DCI Sam Blackburn told the coroner that Elliott had arrived alone at Sandy station in Bedfordshire at 16.11. At 18.42 a train driver reported a body on the line a kilometre north of the station. A blue towel had been laid out and Elliott’s leather bag and silver hip flask were recovered.
He had left three notes at his family home in Wisbech, along with a photograph of him and his parents on graduation day.
To his parents Ray and Alison, he wrote: “I find myself on the scrap heap. I have been bullied by Mark Clarke and betrayed by Andre Walker. Now all my political bridges are burnt.

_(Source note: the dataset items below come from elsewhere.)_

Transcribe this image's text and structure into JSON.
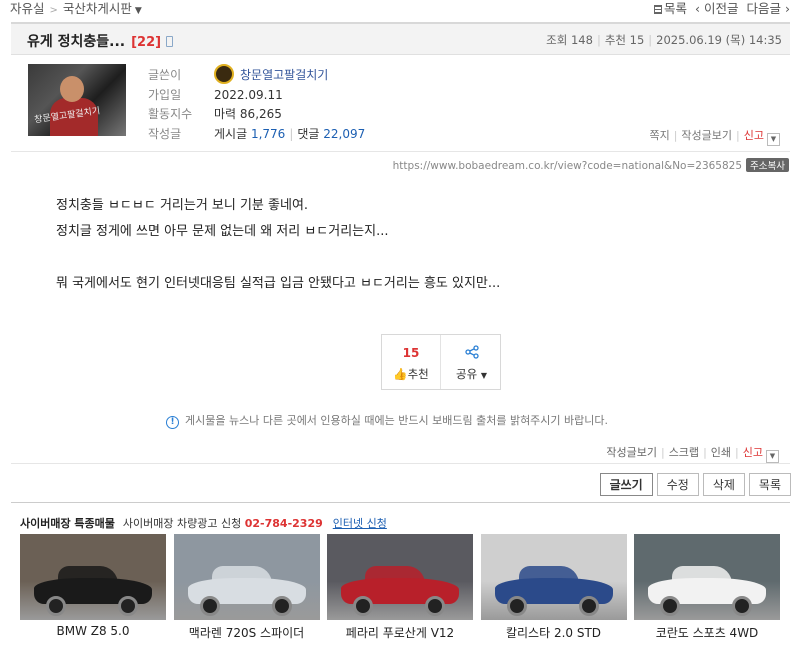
{
  "breadcrumb": {
    "root": "자유실",
    "board": "국산차게시판"
  },
  "topnav": {
    "list": "목록",
    "prev": "이전글",
    "next": "다음글"
  },
  "post": {
    "title": "유게 정치충들...",
    "comment_count": "[22]",
    "views": "조회 148",
    "recommends": "추천 15",
    "date": "2025.06.19 (목) 14:35"
  },
  "author": {
    "avatar_caption": "창문열고팔걸치기",
    "labels": {
      "writer": "글쓴이",
      "joined": "가입일",
      "activity": "활동지수",
      "posts": "작성글"
    },
    "nickname": "창문열고팔걸치기",
    "joined": "2022.09.11",
    "activity_label": "마력",
    "activity_value": "86,265",
    "posts_label": "게시글",
    "posts_value": "1,776",
    "comments_label": "댓글",
    "comments_value": "22,097",
    "links": {
      "note": "쪽지",
      "view_posts": "작성글보기",
      "report": "신고"
    }
  },
  "url": {
    "text": "https://www.bobaedream.co.kr/view?code=national&No=2365825",
    "copy": "주소복사"
  },
  "content": {
    "line1": "정치충들 ㅂㄷㅂㄷ 거리는거 보니 기분 좋네여.",
    "line2": "정치글 정게에 쓰면 아무 문제 없는데 왜 저리 ㅂㄷ거리는지...",
    "line3": "뭐 국게에서도 현기 인터넷대응팀 실적급 입금 안됐다고 ㅂㄷ거리는 흥도 있지만..."
  },
  "vote": {
    "count": "15",
    "label": "추천",
    "share": "공유"
  },
  "notice": "게시물을 뉴스나 다른 곳에서 인용하실 때에는 반드시 보배드림 출처를 밝혀주시기 바랍니다.",
  "bottom_links": {
    "view_posts": "작성글보기",
    "scrap": "스크랩",
    "print": "인쇄",
    "report": "신고"
  },
  "actions": {
    "write": "글쓰기",
    "edit": "수정",
    "delete": "삭제",
    "list": "목록"
  },
  "market": {
    "title": "사이버매장 특종매물",
    "ad": "사이버매장 차량광고 신청",
    "phone": "02-784-2329",
    "apply": "인터넷 신청",
    "cars": [
      {
        "name": "BMW Z8 5.0",
        "color": "#1a1a1a",
        "bg": "#6b6055"
      },
      {
        "name": "맥라렌 720S 스파이더",
        "color": "#d8dde2",
        "bg": "#8e97a0"
      },
      {
        "name": "페라리 푸로산게 V12",
        "color": "#b8202a",
        "bg": "#5a5a60"
      },
      {
        "name": "칼리스타 2.0 STD",
        "color": "#2b4a8a",
        "bg": "#cfcfcf"
      },
      {
        "name": "코란도 스포츠 4WD",
        "color": "#f2f2f2",
        "bg": "#5f6a6e"
      }
    ]
  },
  "colors": {
    "accent_red": "#d33",
    "link_blue": "#1c5fb2"
  }
}
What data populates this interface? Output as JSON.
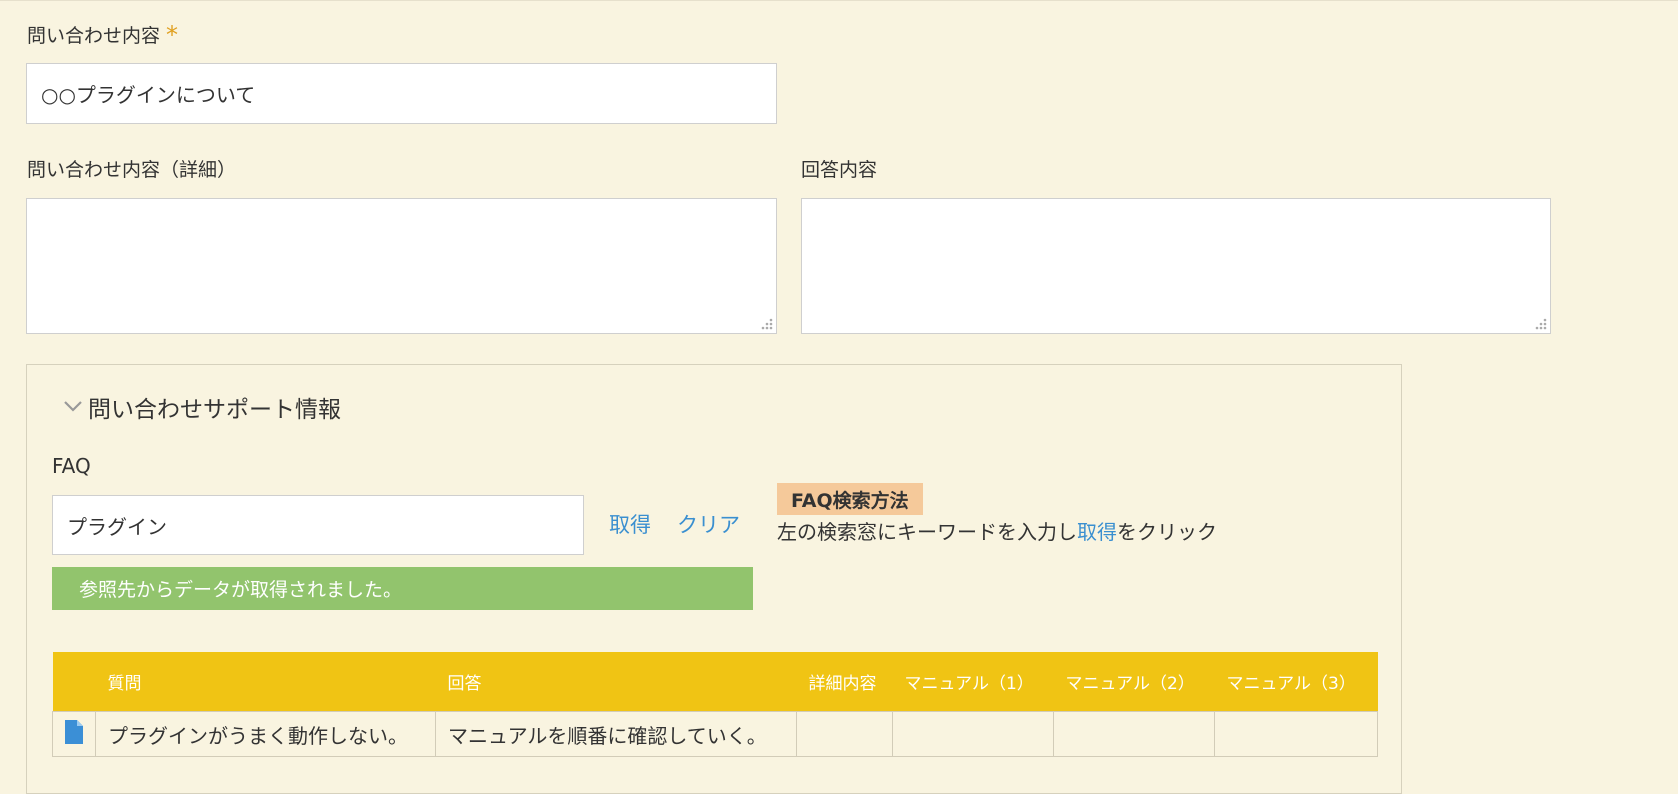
{
  "inquiry": {
    "label": "問い合わせ内容",
    "required_mark": "*",
    "value": "○○プラグインについて"
  },
  "details": {
    "label": "問い合わせ内容（詳細）",
    "value": ""
  },
  "answer": {
    "label": "回答内容",
    "value": ""
  },
  "support_panel": {
    "title": "問い合わせサポート情報",
    "faq_label": "FAQ",
    "search_value": "プラグイン",
    "get_label": "取得",
    "clear_label": "クリア",
    "help": {
      "badge": "FAQ検索方法",
      "text_before": "左の検索窓にキーワードを入力し",
      "text_link": "取得",
      "text_after": "をクリック"
    },
    "status_message": "参照先からデータが取得されました。"
  },
  "faq_table": {
    "columns": [
      "",
      "質問",
      "回答",
      "詳細内容",
      "マニュアル（1）",
      "マニュアル（2）",
      "マニュアル（3）"
    ],
    "rows": [
      {
        "icon": "document-icon",
        "question": "プラグインがうまく動作しない。",
        "answer": "マニュアルを順番に確認していく。",
        "detail": "",
        "manual1": "",
        "manual2": "",
        "manual3": ""
      }
    ]
  },
  "colors": {
    "background": "#f9f4e0",
    "table_header": "#f0c414",
    "success": "#92c46d",
    "badge": "#f5c99a",
    "link": "#3a8fd0",
    "required": "#e0a020"
  }
}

If only I had not been caught up in the fake idea of a right wing movement, but that is that. “
To his friends and allies he wrote “I failed you” in large letters.
The third note to “bullies and betrayers” read: “I could write a hate message but actions speak louder than words. I think this should be on your mind Elliott.”
DCI Blackburn said Elliott had made three attempts at self harm. In March 2011 he threw himself into the Nene in Wisbech, but came across a ladder and climbed out. In May 2011 he ate yew tree berries after a friend called Michael died in a road accident and, on October 14 that year, he had tried to hang himself on scaffolding outside a club, but the tie he used had broken.
The officer said he accessed Elliott’s computer and searches had been made about suicide from August 12 onwards, including the night before his death.
Paul Abbott, Conservative Way Forward chief executive, said that last year Mark Clarke was pursuing a vendetta against him. “His target was me.”
Mr Abbott said: “There were many other people complaining about him. There were half a dozen of us making complaints.”
Under questioning by the family’s lawyer Heather Williams QC, Mr Abbott denied that the decision to terminate Elliott’s £23,000 a year job was “illogical, inconsistent and bewildering.”
He said “It was a genuine redundancy - it was about money. We were at risk of trading insolvently.
“I spoke to him for 90 minutes and explained the redundancy had nothing to do with the altercation with Clarke.”
The inquest heard he had arranged interviews with newspapers and bloggers for Elliott and it was agreed he would continue to work for CWF on a ‘zero hours’ basis of £10 an hour from August to October last year.